As well as CFTR, there is an additional anion secretory pathway in the human airway epithelium, often called the ‘alternative’ chloride conductance. This chloride conductance is regulated by calcium and termed the Calcium Activated Chloride Conductance, CaCC. The human airway CaCC was identified as TMEM16A in 2008. This CFTR-independent pathway for anion and thereby fluid secretion into the airway appears to have been somewhat overlooked in the ‘pharma clamour’ for CFTR regulators but its importance should not be underestimated. CF patients are born with dysfunctional CFTR but despite this they maintain some degree of mucociliary and cough clearance, that is the lungs manage to provide anion and fluid secretion from somewhere. Mother Nature has installed a back-up mechanism, the alternative chloride conductance, that is capable of sustaining mucus clearance even in the absence of CFTR. However, this mechanism is clearly not sufficient to maintain long-term health and eventually the lungs succumb. So from a therapeutic perspective, can we utilise this alternative chloride conductance? Actually, we are already doing it, albeit subconsciously. We now understand that CF patients gain significant benefits from regular exercise5 and one of the mechanisms believed to drive this is the alternative chloride conductance. During exercise, our rate and depth of breathing increases which induces an increase in calcium levels in the epithelium through a purinergic, P2Y-receptor mediated mechanism6. This elevation of calcium increases CaCC activity and thereby enhances anion and fluid secretion into the airway boosting mucus clearance; an important mechanism to ensure our lungs clear the extra burden of microorganisms that come with the extra volumes of inspired air on exertion. So could we harness this mechanism and use it as a basis for a completely novel drug therapy for CF? With the identity of the CaCC known to be TMEM16A it is now possible to find compounds that will potentiate the activity of the channel. In essence, a TMEM16A ‘potentiator’ will sensitise the channel to intra-cellular calcium levels thereby maintaining it in an activated state for longer, enabling an enhanced fluid secretory response. As with an ENaC blocker, this approach will be agnostic to the CF patient’s mutation and will therefore be suitable for all patients. Furthermore, additive or synergistic effects with CFTR repair therapies as well as ENaC blockers would be anticipated.

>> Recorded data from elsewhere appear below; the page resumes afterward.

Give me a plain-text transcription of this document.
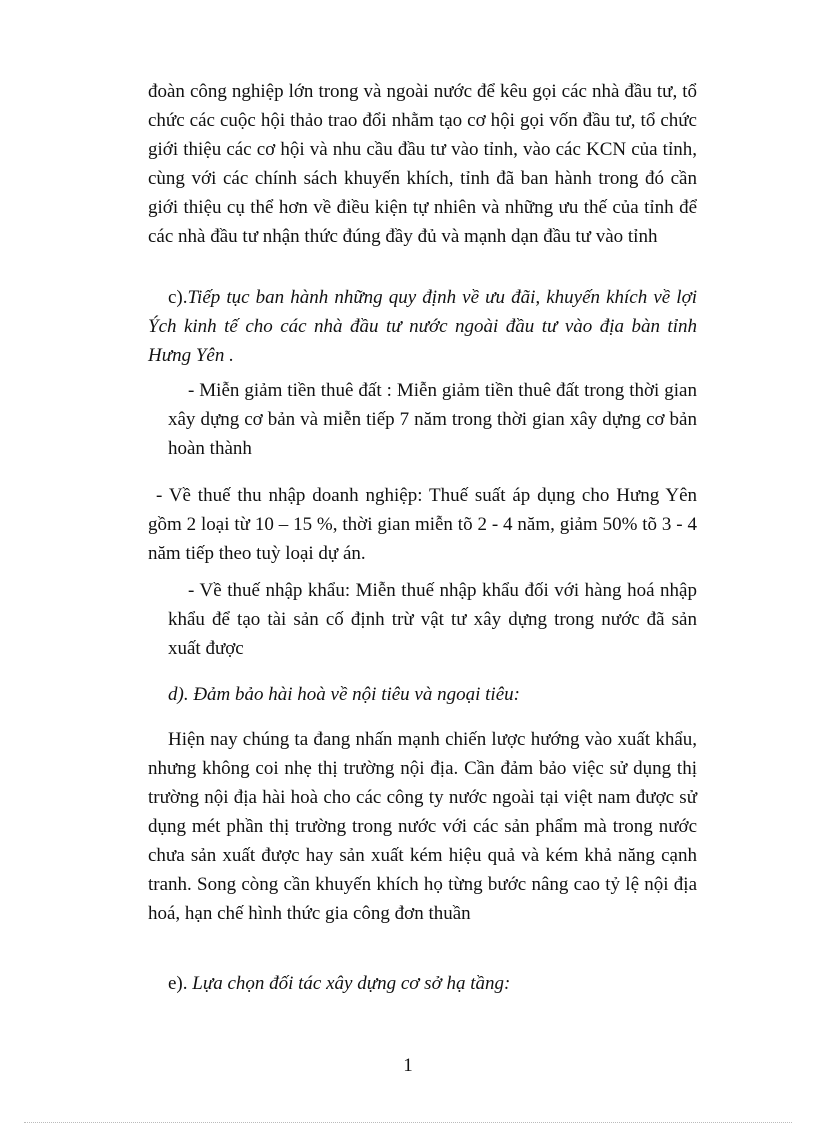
đoàn công nghiệp lớn trong và ngoài nước để kêu gọi các nhà đầu tư, tổ chức các cuộc hội thảo trao đổi nhằm tạo cơ hội gọi vốn đầu tư, tổ chức giới thiệu các cơ hội và nhu cầu đầu tư vào tỉnh, vào các KCN của tỉnh, cùng với các chính sách khuyến khích, tỉnh đã ban hành trong đó cần giới thiệu cụ thể hơn về điều kiện tự nhiên và những ưu thế của tỉnh để các nhà đầu tư nhận thức đúng đầy đủ và mạnh dạn đầu tư vào tỉnh

c).Tiếp tục ban hành những quy định về ưu đãi, khuyến khích về lợi Ých kinh tế cho các nhà đầu tư nước ngoài đầu tư vào địa bàn tỉnh Hưng Yên .

- Miễn giảm tiền thuê đất : Miễn giảm tiền thuê đất trong thời gian xây dựng cơ bản và miễn tiếp 7 năm trong thời gian xây dựng cơ bản hoàn thành

- Về thuế thu nhập doanh nghiệp: Thuế suất áp dụng cho Hưng Yên gồm 2 loại từ 10 – 15 %, thời gian miễn tõ 2 - 4 năm, giảm 50% tõ 3 - 4 năm tiếp theo tuỳ loại dự án.

- Về thuế nhập khẩu: Miễn thuế nhập khẩu đối với hàng hoá nhập khẩu để tạo tài sản cố định trừ vật tư xây dựng trong nước đã sản xuất được

d). Đảm bảo hài hoà về nội tiêu và ngoại tiêu:

Hiện nay chúng ta đang nhấn mạnh chiến lược hướng vào xuất khẩu, nhưng không coi nhẹ thị trường nội địa. Cần đảm bảo việc sử dụng thị trường nội địa hài hoà cho các công ty nước ngoài tại việt nam được sử dụng mét phần thị trường trong nước với các sản phẩm mà trong nước chưa sản xuất được hay sản xuất kém hiệu quả và kém khả năng cạnh tranh. Song còng cần khuyến khích họ từng bước nâng cao tỷ lệ nội địa hoá, hạn chế hình thức gia công đơn thuần

e). Lựa chọn đối tác xây dựng cơ sở hạ tầng:

1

Looking ahead to the near term, advances in pharmacotherapy for CF patients are going to continue to be largely based around CFTR-repair, focusing on the 50% of the population who are homozygous for the F508del mutation. We will eagerly await data to understand whether Orkambi does influence the natural history of the disease whilst testing the next generation of ‘corrector’ molecules, hoping for a breakthrough in clinical efficacy. In parallel, CFTR-independent therapies hold significant promise as both combinations for existing therapies, but importantly also as stand-alone treatments in their own right.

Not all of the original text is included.